Relick Sunday (or Relic Sunday) is a moveable feast in the Christian calendar celebrated in mid July on the third Sunday after Midsummer's day. The feast celebrated Christian relics of all kinds, in which offerings were given to relics.

A second usage of the term used in medieval times occurred across England, persisting most notably in Northamptonshire, when the Sunday after the feast of Saint Thomas Becket (29 December) was commonly known as Relick Sunday. This meant that it was celebrated annually between 30 December and 5 January.

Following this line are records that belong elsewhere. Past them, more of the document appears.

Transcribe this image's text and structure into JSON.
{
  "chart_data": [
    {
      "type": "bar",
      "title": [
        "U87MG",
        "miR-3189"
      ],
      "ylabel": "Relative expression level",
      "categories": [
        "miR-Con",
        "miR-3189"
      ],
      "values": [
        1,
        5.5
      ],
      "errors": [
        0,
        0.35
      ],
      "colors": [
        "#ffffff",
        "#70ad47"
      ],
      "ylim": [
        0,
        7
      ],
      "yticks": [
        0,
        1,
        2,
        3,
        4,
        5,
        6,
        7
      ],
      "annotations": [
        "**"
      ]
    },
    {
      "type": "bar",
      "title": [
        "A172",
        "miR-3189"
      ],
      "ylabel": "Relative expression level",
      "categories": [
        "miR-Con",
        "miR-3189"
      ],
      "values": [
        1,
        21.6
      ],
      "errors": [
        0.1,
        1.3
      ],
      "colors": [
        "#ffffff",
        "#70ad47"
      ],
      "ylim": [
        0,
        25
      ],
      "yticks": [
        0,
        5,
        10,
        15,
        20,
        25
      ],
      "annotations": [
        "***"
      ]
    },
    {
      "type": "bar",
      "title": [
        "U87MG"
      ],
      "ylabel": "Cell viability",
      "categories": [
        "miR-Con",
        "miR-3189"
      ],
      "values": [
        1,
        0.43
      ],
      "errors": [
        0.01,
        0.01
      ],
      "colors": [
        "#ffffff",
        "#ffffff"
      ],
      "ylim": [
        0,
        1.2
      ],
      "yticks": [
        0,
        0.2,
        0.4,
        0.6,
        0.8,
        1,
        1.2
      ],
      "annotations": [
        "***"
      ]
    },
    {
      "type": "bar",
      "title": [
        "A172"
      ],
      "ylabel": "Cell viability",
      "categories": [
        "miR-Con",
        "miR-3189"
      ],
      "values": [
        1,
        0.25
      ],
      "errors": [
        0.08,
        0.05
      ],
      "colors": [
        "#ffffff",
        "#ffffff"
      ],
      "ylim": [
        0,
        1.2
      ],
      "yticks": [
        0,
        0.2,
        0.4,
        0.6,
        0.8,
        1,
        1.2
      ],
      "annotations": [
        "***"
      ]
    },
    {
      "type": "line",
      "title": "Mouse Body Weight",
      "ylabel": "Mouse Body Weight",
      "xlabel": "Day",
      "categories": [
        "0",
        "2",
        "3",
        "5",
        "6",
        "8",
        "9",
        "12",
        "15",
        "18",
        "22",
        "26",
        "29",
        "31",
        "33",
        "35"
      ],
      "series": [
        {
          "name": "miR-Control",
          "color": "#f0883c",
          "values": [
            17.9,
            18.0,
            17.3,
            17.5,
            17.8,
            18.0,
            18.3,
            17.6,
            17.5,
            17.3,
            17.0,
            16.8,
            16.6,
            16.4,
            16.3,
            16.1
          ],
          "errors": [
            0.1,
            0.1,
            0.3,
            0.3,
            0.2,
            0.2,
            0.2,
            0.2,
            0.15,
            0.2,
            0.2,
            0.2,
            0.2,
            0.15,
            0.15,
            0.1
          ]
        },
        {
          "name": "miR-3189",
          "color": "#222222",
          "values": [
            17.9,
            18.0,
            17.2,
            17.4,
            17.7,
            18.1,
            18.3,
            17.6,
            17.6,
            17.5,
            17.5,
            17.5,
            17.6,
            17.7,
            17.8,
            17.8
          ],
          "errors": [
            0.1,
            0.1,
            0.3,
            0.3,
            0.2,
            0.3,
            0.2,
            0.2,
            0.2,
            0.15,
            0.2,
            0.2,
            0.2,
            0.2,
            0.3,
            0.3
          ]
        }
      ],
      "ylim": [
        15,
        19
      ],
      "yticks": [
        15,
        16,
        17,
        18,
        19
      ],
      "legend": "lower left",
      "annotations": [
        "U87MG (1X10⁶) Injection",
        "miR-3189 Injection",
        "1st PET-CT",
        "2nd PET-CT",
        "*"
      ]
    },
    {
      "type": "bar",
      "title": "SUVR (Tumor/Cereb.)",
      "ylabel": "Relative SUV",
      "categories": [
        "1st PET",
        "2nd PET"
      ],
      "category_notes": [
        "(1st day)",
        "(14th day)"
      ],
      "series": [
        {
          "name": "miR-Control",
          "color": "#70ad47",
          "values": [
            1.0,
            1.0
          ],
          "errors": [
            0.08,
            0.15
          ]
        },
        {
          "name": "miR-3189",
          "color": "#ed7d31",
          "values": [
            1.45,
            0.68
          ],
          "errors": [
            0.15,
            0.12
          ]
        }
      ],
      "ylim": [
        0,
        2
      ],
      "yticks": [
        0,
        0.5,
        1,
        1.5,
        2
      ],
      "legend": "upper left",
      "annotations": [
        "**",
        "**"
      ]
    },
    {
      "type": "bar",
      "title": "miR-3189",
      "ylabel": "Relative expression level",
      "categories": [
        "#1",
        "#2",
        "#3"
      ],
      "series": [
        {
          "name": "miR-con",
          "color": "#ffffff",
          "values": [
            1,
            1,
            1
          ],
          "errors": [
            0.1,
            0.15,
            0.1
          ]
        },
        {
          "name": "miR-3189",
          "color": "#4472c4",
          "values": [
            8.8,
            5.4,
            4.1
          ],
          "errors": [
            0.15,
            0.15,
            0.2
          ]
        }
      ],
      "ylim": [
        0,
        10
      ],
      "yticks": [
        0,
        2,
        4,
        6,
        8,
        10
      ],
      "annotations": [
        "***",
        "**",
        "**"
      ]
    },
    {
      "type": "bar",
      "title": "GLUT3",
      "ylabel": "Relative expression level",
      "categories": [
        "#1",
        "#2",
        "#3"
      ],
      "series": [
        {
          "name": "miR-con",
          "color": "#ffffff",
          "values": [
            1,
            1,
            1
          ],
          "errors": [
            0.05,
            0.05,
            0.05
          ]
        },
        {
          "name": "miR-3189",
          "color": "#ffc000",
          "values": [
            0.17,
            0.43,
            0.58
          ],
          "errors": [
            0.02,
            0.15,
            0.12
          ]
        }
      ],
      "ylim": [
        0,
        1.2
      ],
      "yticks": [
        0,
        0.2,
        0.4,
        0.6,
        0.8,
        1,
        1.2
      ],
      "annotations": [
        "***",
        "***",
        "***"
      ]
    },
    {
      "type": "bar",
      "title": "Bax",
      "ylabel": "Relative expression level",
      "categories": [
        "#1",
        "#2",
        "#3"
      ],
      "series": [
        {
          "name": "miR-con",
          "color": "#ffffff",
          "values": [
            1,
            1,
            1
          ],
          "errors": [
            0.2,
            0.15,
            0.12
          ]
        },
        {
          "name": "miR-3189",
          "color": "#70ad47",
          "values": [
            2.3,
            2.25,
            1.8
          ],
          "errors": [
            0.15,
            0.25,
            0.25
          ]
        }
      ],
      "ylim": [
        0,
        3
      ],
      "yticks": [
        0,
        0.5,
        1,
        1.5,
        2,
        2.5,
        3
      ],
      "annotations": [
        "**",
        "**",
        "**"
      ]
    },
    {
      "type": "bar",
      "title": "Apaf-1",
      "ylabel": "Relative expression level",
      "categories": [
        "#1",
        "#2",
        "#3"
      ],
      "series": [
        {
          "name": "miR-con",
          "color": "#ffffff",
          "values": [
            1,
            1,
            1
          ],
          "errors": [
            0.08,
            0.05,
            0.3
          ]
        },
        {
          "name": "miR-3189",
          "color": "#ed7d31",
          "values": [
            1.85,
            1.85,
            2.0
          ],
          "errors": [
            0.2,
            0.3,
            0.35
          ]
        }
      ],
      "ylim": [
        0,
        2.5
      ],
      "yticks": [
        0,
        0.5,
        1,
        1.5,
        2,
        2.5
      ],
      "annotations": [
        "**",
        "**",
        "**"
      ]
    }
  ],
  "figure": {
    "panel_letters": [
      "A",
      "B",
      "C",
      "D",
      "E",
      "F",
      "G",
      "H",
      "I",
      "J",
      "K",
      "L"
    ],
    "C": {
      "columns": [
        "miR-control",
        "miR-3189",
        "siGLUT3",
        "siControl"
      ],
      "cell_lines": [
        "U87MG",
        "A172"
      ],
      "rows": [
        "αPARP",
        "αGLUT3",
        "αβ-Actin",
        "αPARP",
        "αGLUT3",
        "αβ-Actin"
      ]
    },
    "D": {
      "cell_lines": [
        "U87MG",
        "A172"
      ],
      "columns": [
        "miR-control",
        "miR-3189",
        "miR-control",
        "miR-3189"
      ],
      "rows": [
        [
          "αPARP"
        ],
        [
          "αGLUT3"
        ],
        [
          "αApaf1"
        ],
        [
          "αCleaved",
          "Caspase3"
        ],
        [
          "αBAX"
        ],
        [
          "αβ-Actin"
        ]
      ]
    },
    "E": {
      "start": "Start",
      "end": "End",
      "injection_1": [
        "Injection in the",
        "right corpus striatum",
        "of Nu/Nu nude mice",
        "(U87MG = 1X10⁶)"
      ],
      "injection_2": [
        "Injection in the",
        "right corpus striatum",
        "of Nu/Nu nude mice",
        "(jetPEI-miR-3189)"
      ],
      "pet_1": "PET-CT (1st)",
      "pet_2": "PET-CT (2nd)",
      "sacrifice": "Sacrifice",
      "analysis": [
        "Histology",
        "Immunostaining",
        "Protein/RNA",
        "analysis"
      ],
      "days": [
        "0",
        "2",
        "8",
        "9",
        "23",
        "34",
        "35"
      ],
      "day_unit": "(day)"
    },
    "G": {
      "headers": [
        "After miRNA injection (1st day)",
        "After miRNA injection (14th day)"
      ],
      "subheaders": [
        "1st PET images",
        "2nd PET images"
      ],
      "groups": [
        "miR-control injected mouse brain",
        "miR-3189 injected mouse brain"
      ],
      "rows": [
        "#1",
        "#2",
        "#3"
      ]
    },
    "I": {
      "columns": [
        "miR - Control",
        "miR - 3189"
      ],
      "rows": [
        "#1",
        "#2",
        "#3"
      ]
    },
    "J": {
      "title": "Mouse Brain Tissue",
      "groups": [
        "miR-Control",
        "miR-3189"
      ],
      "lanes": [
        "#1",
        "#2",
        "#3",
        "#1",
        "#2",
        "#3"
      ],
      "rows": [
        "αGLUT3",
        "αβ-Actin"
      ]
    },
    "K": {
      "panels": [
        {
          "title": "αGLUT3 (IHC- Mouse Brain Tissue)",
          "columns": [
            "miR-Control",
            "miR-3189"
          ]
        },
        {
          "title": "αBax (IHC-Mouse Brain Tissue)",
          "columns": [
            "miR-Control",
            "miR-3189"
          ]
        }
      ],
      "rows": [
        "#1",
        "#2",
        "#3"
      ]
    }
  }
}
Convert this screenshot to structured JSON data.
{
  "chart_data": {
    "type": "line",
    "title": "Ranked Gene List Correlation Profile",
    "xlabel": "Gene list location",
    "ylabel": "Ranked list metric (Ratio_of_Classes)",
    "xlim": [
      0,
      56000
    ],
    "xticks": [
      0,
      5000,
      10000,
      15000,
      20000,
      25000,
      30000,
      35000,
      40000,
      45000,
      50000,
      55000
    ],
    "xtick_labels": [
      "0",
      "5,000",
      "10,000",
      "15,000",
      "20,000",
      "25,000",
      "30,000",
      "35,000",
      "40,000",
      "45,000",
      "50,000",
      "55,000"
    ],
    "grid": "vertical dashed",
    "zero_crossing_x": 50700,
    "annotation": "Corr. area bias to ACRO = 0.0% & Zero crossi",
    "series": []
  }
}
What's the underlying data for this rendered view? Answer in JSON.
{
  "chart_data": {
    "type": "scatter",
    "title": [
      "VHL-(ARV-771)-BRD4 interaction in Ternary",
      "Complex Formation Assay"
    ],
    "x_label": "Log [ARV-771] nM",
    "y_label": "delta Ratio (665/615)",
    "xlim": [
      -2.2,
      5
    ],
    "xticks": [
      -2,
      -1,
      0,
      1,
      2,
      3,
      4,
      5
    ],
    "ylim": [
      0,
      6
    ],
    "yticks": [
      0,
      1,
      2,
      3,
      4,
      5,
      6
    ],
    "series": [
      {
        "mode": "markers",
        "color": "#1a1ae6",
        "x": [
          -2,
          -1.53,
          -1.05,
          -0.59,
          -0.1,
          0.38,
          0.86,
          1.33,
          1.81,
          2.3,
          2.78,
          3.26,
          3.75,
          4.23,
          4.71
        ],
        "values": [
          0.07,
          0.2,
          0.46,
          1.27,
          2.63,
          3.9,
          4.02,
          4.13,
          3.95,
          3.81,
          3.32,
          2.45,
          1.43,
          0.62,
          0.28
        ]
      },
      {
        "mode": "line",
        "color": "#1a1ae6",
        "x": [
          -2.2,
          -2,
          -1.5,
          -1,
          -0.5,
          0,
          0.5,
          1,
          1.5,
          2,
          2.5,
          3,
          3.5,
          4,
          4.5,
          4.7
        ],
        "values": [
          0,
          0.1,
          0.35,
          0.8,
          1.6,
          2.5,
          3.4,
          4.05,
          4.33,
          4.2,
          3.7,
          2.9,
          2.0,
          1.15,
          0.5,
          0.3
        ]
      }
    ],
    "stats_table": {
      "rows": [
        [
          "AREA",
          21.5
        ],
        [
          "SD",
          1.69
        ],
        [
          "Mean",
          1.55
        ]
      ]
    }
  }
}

A manuscript from the late fifteenth century carrying a sermon entitled In festo Reliquarum describes its commemoration:

"Worshipfull frendis, on Sunday next commyng shall be the holy fest of all relykis (called Relike Sonday), which that be left here in erth to the grete magnificence, honour and worship of god and profite to man bothe bodily and gostily, for in as much as we be in sufficient to worship and reuerence singulerly all reuerent Relikis of all seyntis left here in erth, for it passith mannis power. Wherefore holy Chirch in especiall the Chirch of Yngelonde hathe ordeynd this holy Fest to be worshipped the next Sonday aftir the translacion of seint Thomas of Cauntirbery yerely to be hallowed and had in reuerence."